Asian Stocks Drop, Libya Spurs Profit-Taking

Japan's Nikkei average fell as much as 2 percent on Tuesday, away from 9-1/2-month highs and its first decline in seven days, as turmoil in the Middle East triggered profit-taking in blue-chip shares.

With the exception of oil and gas shares, all sectors fell as investors pocketed profits across the board after the Nikkei's longest winning streak in over a year.

In Libya, violence has escalated with protests sweeping the capital Tripoli and anti-government forces reportedly taking control of the city of Benghazi.

The Nikkei average closed down 1.78 percent, to 10,644.70. It fell as low as 10,639.78, the lowest level in almost two weeks. The broader Topix ended down 1.84 percent.

Market participants played down any short-term impact on the Nikkei after Moody's Investors Service changed the outlook on the Japan's Aa2 sovereign rating to negative from stable.

Banking shares, which have advanced 9.5 percent in year to date outperforming the broader market's rally, extended losses in heavy volume after the downgrade.

Mitsubishi UFJ Financial Group, Japan's biggest bank by assets, fell 3.6 percent to 453 yen and Mizuho Financial lost 4.1 percent to 166 yen.

Seoul Shares Drop

Seoul shares fell 1.8 percent on Tuesday as turmoil in Libya pushed down stocks in construction firms operating there and a related spike in oil prices sent transporters like Korean Air Line tumbling.

The Korea Composite Stock Price Index (KOSPI) ended down 1.76 percent or 35.38 points at 1,969.92 points.

Foreign investors were sellers of a net 122.6 billion won ($110.5 million) worth of stocks.

Losses were led by shares in construction firms with ties to Libya. Hundreds of armed Libyans attacked a South Korean-run construction site in Tripoli, sparking a clash in which at least 18 foreigners were hurt, Seoul's foreign ministry said on Monday.

The unrest has resulted in losses and injuries in the local operations of Hyundai Engineering & Construction, Hanmi Parsons and Shinhan Engineering & Construction, according to a local media report.

Shares in Hyundai E&C tumbled 9.7 percent and Shinhan E&C fell 3.4 percent. Daewoo Engineering & Construction lost 6.8 percent.

Australian stocks fell, while New Zealand shares declined after Christchurch was struck by a second major tremor in five months.

New Zealand's benchmark NZX 50 Index pared back losses to closed 0.7 percent lower. The New Zealand dollar fell by more than 1 percent.

Australia's benchmark S&P/ASX 200 Index closed down 0.9 percent, at a 3-week closing low.

Shares of banks and insurers all fell, by between 1.5 and over 2.4 percent, as the New Zealand earthquake raised worries about the sector's exposure.

Against the trend, market leader BHP Billiton rallied, closing up 1.6 percent after announcing its first major acquisition since three failed takeovers.

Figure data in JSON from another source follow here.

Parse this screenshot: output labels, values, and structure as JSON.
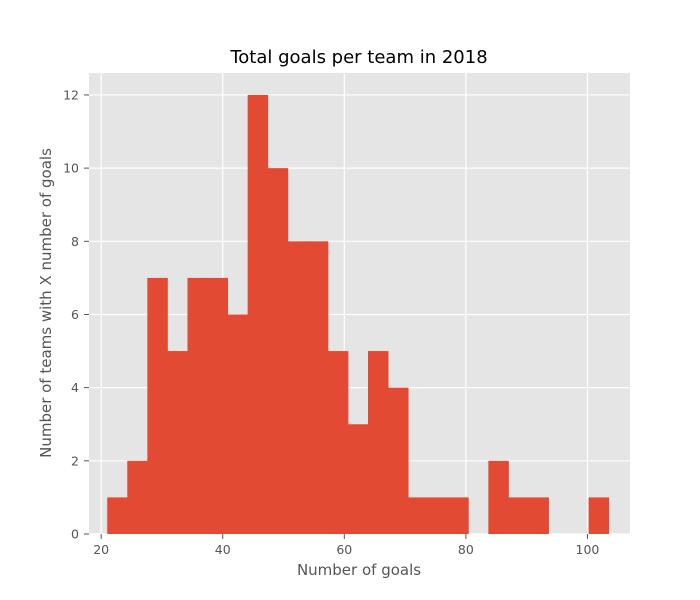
{
  "chart_data": {
    "type": "histogram",
    "title": "Total goals per team in 2018",
    "xlabel": "Number of goals",
    "ylabel": "Number of teams with X number of goals",
    "xlim": [
      18,
      107
    ],
    "ylim": [
      0,
      12.6
    ],
    "x_ticks": [
      20,
      40,
      60,
      80,
      100
    ],
    "y_ticks": [
      0,
      2,
      4,
      6,
      8,
      10,
      12
    ],
    "grid": true,
    "bar_color": "#E24A33",
    "background_color": "#E5E5E5",
    "bin_edges": [
      21,
      24.3,
      27.6,
      30.9,
      34.2,
      37.5,
      40.8,
      44.1,
      47.4,
      50.7,
      54.0,
      57.3,
      60.6,
      63.9,
      67.2,
      70.5,
      73.8,
      77.1,
      80.4,
      83.7,
      87.0,
      90.3,
      93.6,
      96.9,
      100.2,
      103.5
    ],
    "counts": [
      1,
      2,
      7,
      5,
      7,
      7,
      6,
      12,
      10,
      8,
      8,
      5,
      3,
      5,
      4,
      1,
      1,
      1,
      0,
      2,
      1,
      1,
      0,
      0,
      1
    ]
  }
}
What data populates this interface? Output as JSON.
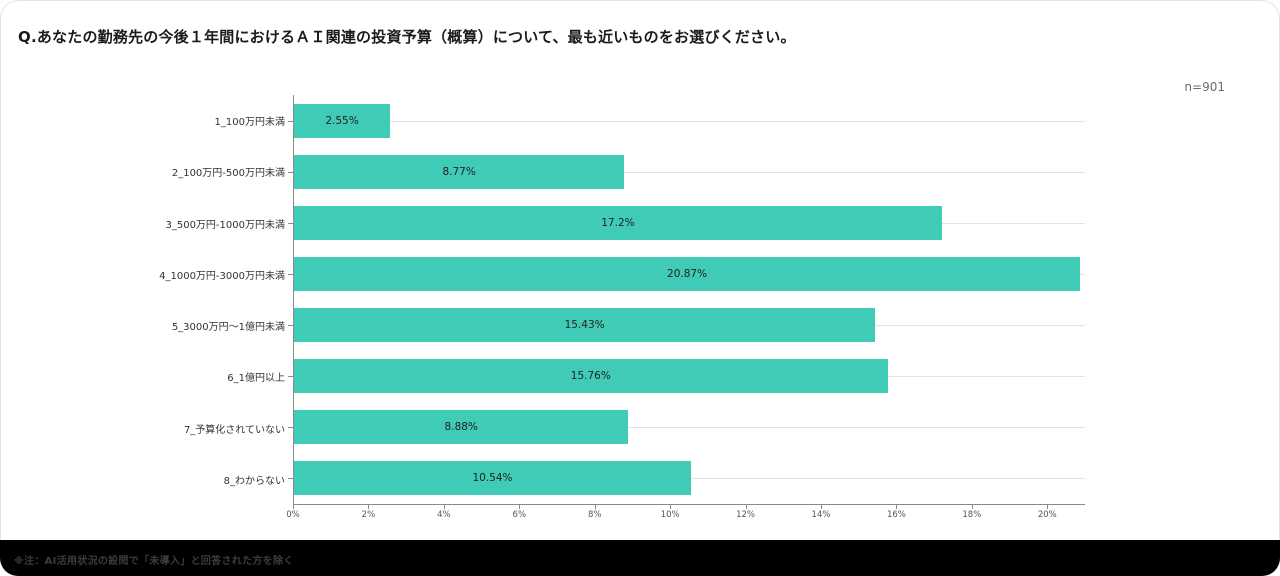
{
  "page": {
    "title": "Q.あなたの勤務先の今後１年間におけるＡＩ関連の投資予算（概算）について、最も近いものをお選びください。",
    "sample_size": "n=901",
    "footnote": "※注：AI活用状況の設問で「未導入」と回答された方を除く"
  },
  "chart_data": {
    "type": "bar",
    "orientation": "horizontal",
    "title": "Q.あなたの勤務先の今後１年間におけるＡＩ関連の投資予算（概算）について、最も近いものをお選びください。",
    "categories": [
      "1_100万円未満",
      "2_100万円-500万円未満",
      "3_500万円-1000万円未満",
      "4_1000万円-3000万円未満",
      "5_3000万円〜1億円未満",
      "6_1億円以上",
      "7_予算化されていない",
      "8_わからない"
    ],
    "values": [
      2.55,
      8.77,
      17.2,
      20.87,
      15.43,
      15.76,
      8.88,
      10.54
    ],
    "value_labels": [
      "2.55%",
      "8.77%",
      "17.2%",
      "20.87%",
      "15.43%",
      "15.76%",
      "8.88%",
      "10.54%"
    ],
    "xlabel": "",
    "ylabel": "",
    "xlim": [
      0,
      21
    ],
    "x_ticks": [
      "0%",
      "2%",
      "4%",
      "6%",
      "8%",
      "10%",
      "12%",
      "14%",
      "16%",
      "18%",
      "20%"
    ],
    "x_tick_values": [
      0,
      2,
      4,
      6,
      8,
      10,
      12,
      14,
      16,
      18,
      20
    ],
    "grid": "horizontal",
    "legend": "none",
    "bar_color": "#3fcbb6",
    "label_color": "#222222",
    "sample_size": "n=901"
  }
}
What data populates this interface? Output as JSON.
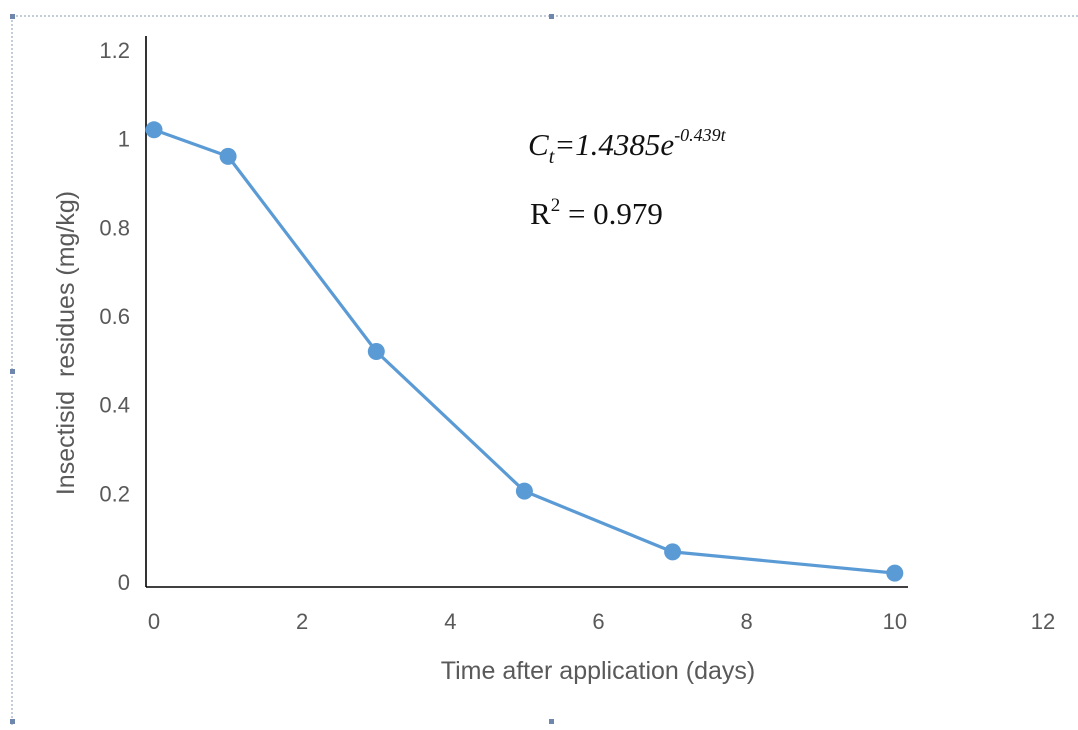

BHP Billiton will buy Chesapeake Energy's holdings in Arkansas' Fayetteville shale natural gas field for $4.75 billion in cash, marking its entry into the shale gas business.

In Greater China, Chinese and Hong Kong stocks declined around 2 percent.

Shares of Alibaba fell as much as 10 percent in morning trade after it said its CEO and COO had resigned following an investigation into a spike in the number of fraudulent transactionstaking place on its website.

Airlines and carmakers also came under selling pressure as the violence in Libya pushed up oil prices. Chinese flag carrier Air China was down 7 percent, its biggest decline in about two weeks, while Hong Kong's dominant carrier Cathay Pacific fell 5 percent to hover around six month lows.

Markets in India and Southeast Asia followed the downtrend. Declines on India's Sensex was more modest compared to its Asian peers, down 0.1 percent.

Southeast Asian stocks were off by about 1 percent.

In Singapore, the Straits Times Index (STI) was at its lowest level since September, with traders eyeing the key 3,000 level. It was last trading at 3,028.40, down 1.37 percent.

Shares of commodity firms Olam International were down nearly 7 percent, while Noble Group extended losses, retreating 3.7 percent.

CapitaLand's stock slipped 2.4 percent, following the broader market downtrend. Southeast Asia's biggest developer posted a better-than-expected fourth quarter net profit on Tuesday.